Doç. Dr. Gülsemin Hazer, “Edebiyatın en güzel yanı sınırlarının olmayışıdır. Bizi sınırlarımızdan çıkartır ve bambaşka dünyalara taşır. Bir şiir bir öykü bizi olduğumuz dünyadan kopartır ve adeta hayalimizin sınırlarını zorlayarak uzaklara götürür. Yazar bazen ne yazacağını ve nasıl yazacağını araştırır Belki de tüm yaşamını tarzını belirlemek için geçirir. Ömer Seyfettin tarzının dışına pek çıkmamıştır. Ömer Seyfettin olay hikâyeciliği ile başlıyor ve o şekilde devam ediyor. Hikâyeciliği belli bir noktaya taşıyan en önemli yazarlardan birisidir. Hikâyelerinde birçok temayı konu ediniyor. Tarihi iade değil, ihya ediyor. Dil ve üslubu sadedir. Tercihlerini ve tarzını faydalı olmaktan yana yani halk için kullanmıştır. Eserlerinde iyi ve kötü çok net çizgilerle birbirinden ayırt edilebilir” dedi.

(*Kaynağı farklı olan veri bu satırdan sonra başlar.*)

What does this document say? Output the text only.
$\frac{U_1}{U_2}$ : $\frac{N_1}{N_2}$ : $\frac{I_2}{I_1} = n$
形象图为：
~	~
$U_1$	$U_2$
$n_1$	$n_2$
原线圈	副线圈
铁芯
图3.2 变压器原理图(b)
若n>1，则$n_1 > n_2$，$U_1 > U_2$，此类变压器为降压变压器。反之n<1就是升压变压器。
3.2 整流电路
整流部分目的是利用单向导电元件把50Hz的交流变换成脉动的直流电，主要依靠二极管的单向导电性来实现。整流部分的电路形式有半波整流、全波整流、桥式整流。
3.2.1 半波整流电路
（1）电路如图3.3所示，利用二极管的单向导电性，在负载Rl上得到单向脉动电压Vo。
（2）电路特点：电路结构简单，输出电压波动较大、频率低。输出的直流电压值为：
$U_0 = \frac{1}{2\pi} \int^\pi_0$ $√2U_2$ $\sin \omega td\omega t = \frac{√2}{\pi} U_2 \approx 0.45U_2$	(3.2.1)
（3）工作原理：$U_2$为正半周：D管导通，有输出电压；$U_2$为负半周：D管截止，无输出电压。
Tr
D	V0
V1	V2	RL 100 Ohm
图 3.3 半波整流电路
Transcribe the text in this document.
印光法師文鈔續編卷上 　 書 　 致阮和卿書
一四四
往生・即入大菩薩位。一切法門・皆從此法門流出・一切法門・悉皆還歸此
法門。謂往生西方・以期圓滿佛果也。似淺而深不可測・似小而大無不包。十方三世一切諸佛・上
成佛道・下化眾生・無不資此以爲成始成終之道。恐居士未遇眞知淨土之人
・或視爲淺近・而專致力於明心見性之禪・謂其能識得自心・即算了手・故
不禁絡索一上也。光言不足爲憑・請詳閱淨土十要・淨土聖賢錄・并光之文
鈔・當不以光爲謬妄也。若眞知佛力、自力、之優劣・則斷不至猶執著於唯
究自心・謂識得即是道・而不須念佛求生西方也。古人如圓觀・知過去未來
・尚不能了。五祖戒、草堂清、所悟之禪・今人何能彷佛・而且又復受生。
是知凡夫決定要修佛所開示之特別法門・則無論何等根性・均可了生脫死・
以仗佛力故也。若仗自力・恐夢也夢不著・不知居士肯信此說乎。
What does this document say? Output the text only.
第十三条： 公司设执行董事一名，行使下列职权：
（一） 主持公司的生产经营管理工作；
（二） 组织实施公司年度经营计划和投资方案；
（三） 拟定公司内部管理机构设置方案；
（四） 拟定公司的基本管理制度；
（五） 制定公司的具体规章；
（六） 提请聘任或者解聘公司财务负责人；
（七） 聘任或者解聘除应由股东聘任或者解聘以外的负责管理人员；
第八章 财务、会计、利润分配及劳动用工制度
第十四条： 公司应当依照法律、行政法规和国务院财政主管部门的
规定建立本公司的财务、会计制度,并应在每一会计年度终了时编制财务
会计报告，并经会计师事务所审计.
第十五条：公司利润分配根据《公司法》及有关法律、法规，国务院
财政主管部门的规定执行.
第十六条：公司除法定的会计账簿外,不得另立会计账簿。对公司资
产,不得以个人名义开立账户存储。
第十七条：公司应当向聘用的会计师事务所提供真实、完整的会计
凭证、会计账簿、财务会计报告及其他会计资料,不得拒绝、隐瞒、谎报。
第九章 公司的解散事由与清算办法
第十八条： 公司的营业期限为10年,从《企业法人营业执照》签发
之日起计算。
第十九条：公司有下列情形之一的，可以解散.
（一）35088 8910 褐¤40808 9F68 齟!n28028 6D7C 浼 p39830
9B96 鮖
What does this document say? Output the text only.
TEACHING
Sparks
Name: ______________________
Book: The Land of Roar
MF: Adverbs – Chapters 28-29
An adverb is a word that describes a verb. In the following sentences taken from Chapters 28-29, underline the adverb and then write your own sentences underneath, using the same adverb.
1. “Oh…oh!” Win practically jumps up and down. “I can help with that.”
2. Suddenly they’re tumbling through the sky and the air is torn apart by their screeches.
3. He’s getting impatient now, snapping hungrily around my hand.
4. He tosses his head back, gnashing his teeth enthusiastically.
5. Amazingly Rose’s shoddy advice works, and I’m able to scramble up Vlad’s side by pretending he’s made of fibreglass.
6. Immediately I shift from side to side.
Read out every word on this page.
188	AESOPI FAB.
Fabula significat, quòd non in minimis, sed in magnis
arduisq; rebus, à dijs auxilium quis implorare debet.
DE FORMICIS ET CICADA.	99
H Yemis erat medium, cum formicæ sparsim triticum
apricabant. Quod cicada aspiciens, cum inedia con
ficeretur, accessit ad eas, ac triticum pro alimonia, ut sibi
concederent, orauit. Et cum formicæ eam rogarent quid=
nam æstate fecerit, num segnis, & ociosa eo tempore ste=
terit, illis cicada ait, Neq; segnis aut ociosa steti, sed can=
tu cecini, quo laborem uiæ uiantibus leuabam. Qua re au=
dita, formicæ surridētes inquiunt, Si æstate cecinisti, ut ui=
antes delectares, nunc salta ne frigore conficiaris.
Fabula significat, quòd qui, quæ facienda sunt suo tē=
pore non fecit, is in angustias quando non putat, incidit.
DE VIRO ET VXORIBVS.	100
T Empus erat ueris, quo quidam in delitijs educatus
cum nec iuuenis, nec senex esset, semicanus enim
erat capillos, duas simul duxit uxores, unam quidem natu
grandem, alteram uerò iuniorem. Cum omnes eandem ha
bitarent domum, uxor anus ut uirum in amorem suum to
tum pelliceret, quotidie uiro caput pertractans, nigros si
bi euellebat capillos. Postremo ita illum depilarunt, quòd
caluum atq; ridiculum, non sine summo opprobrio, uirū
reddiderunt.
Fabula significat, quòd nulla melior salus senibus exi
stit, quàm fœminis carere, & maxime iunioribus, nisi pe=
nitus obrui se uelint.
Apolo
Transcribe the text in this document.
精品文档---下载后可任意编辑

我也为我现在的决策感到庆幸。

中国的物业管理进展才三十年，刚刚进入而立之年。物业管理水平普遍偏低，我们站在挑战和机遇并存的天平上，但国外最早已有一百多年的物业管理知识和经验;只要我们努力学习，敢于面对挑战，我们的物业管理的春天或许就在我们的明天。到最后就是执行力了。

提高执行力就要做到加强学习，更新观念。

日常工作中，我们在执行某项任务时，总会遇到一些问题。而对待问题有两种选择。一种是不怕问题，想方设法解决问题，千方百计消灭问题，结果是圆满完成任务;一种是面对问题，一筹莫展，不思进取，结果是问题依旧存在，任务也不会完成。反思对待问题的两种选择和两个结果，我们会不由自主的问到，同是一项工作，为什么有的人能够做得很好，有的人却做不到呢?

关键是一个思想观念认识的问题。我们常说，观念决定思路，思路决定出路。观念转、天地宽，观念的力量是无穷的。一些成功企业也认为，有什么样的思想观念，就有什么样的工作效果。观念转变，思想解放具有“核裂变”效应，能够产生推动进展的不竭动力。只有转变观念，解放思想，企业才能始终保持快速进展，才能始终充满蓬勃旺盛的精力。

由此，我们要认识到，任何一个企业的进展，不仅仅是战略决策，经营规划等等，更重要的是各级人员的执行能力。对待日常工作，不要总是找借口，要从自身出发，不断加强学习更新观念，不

Prof. Dr. Muharrem Dayanç, “Ömer Seyfettin günümüzde unutulmaya yüz tutmuş bir yazar olmaya başladı ne yazık ki. Ömer Seyfettin 1884’te Gönen’de doğmuş ve 1920’de İstanbul’da vefat etmiştir. Genç yaşta yani 36 yaşında hayatını kaybetmiştir. Mehmet Akif ile birbirlerine çok benzerler. Biri Türkçü biri İslamcı olsa da bu duruma takılmamak lazım çünkü 1914’ten sonra bu iki ideoloji birbirinden ayrılmaya başlıyor. Milli bir edebiyat inşa edebilmek için milli bir dile ihtiyaç olduğunu düşünür ve bunun için gayret gösterir. Cephedeyken 1912’de Yunanlılara esir düşer ve burada günlük tutmaya başlar. Âlim olmak ve bilimle uğraşmak isterken hikâyeci oluyor. Esaretten kurtulup yazmaya başlayacakken bütün buhranlar peş peşe gelir, hatta annesini de o dönemde kaybeder. Ziya Gökalp “Buhranların bitmesini beklersen eğer bu memlekette buhran bitmez” der ve Ömer Seyfettin yazmaya başlar. Hayatının merkezine ‘mefkûre’ ideolojisini koymuş bir yazardır” ifadelerine yer verdi.